Joe Cocker—who passed away this week—was a giant. And giants usually come with apocryphal stories. This particular one may not be 100 percent true. But from what we know of his life, it certainly fits the Legend of Joe.
My band, Buffalo Tom, was recording in Los Angeles in 1993. We got to meet an odd assortment of rock stars coming in and out of the famous Cherokee Studios on Fairfax in Hollywood. And the Robb Brothers, who owned the studio, spun endless stories of rock & roll’s 1960s-1970s golden period. They told us about a record release party that they held for Cocker in the huge Studio A, where they had installed a stage on which musicians held a jam session all night, Cocker up there, belting away as only he could. At some point during the event, Cocker was nowhere to be found and was assumed to have pulled the old Irish Goodbye. The party and the jams raged on without him. The next day, interns were disassembling the stage and there was Mr. Cocker, slumbering peacefully underneath.
Like a lot of fans, I probably first became aware of Joe Cocker via the film Woodstock, which I saw on TV in the mid-1970s. Seeing this guy completely swept away by the music, writhing, chest heaving, sweating, spitting, and roaring in a manly growl, personified the passion I already felt about music. He unabashedly re-invented “With a Little Help From My Friends,” a song from the Beatles’—the fucking Beatles—seminal Sgt Pepper’s Lonely Hearts Club Band, which had been released only two years before his performance. Mr. Cocker took on this toe-tapping music hall ditty that they had given to Ringo to sing, and gave it some balls and burning soul. He was rock’s version of Ray Charles, probably his biggest influence.
As I started to learn guitar in my first band around the age of 13, my bass player friend Dave played me Mad Dogs and Englishmen, the double live album that captured a couple of performances at the Fillmore East recorded and released in 1970. Inside the gatefold was a “family” picture of the huge band and crew, including Rita Coolidge, Jim Keltner, Leon Russell, Jim Gordon, and Bobby Keys, the sax player who also left us this year. With albums like this and the Rolling Stones’ Exile on Main Street, my rock fantasy was being built record by record. This is what I wanted to do. Make a record in a big old house with friends on the French Riviera and take a traveling soul revue circus out on the road.
The film version of Mad Dogs, which finally came out on DVD in 2005, confirms that these folks had a rocking great time. If you want to restore your faith in rock & roll, here it is, before it became a giant business. We witness Cocker transform from a humble, mild-mannered, soft-spoken fellow in candid backstage scenes, to the R&B-fired shouter. It is as if his body is truly a channel that becomes electrified by the music, as he shakes and his face contorts, the trademark tic-y style John Belushi famously honored by parodying Mr. Cocker, trembling and bulging his eyes out right beside the singer on Saturday Night Live.

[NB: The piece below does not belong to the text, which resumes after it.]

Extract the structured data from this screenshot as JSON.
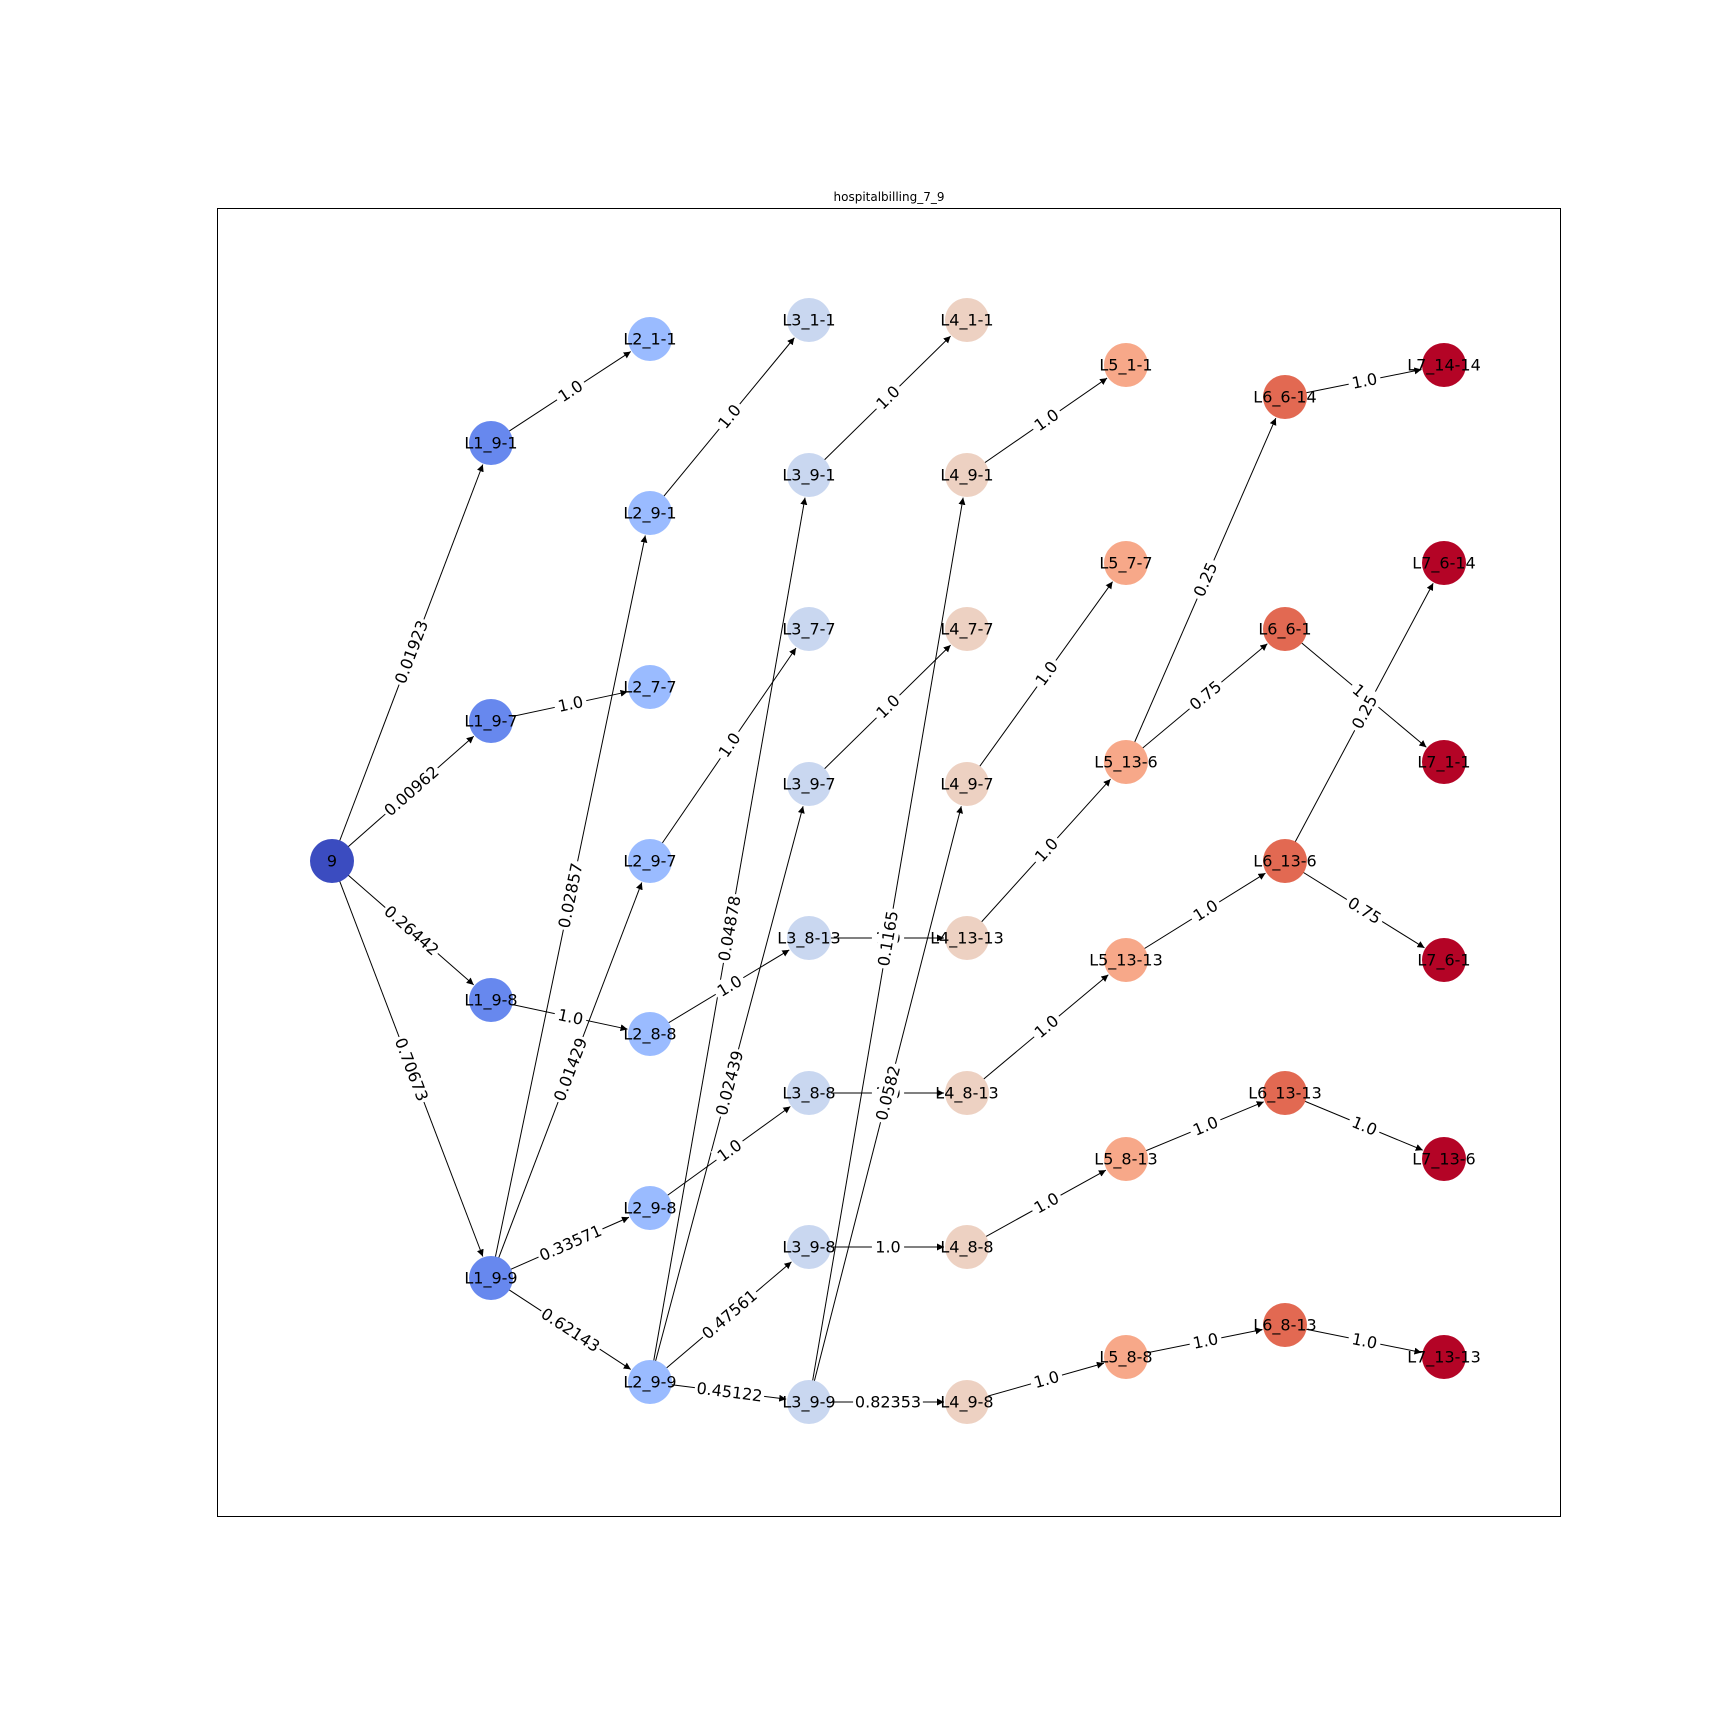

With Bob Dylan and the Band pointing the way, the late-1960s/early-‘70s was a time when rock n roll artists reacted to the pretense and indulgences of psychedelic rock by getting back to their roots. To note that Cocker was “only” an interpreter, not a songwriter, diminishes his contributions to this transformative period. But his success continued for decades. He was versatile, not just a shouter, but a tender singer of such hit ballads as “You Are So Beautiful,” and “Up Where We Belong.” Frank Sinatra, Aretha Franklin, and myriad other seminal artists were not known for writing their own material but came to define the songs that they recorded. In his way, Cocker was a throwback. And like these artists, when he sang a song, it became his. He owned it. As Dave Mason, singer-songwriter in the band Traffic and solo artist, posted on Facebook this past Monday:
When I wrote “Feelin’ Alright,” it had a question mark after it. It was an unrequited love song about not feeling too good myself. Denny Cordell, who was producing a new album with Joe Cocker, said “I have something I want you to hear.” He proceeded to play me the recording of Joe’s version of “Feelin’ Alright.” Wow. I was blown away. This song was no longer about not feeling too good myself. It WAS feelin’ alright! I owe a great debt of gratitude to Joe Cocker for cutting that song. Even though I wrote it and sang it with Traffic, it is the quintessential version that will live on long after his passing and mine. What a voice.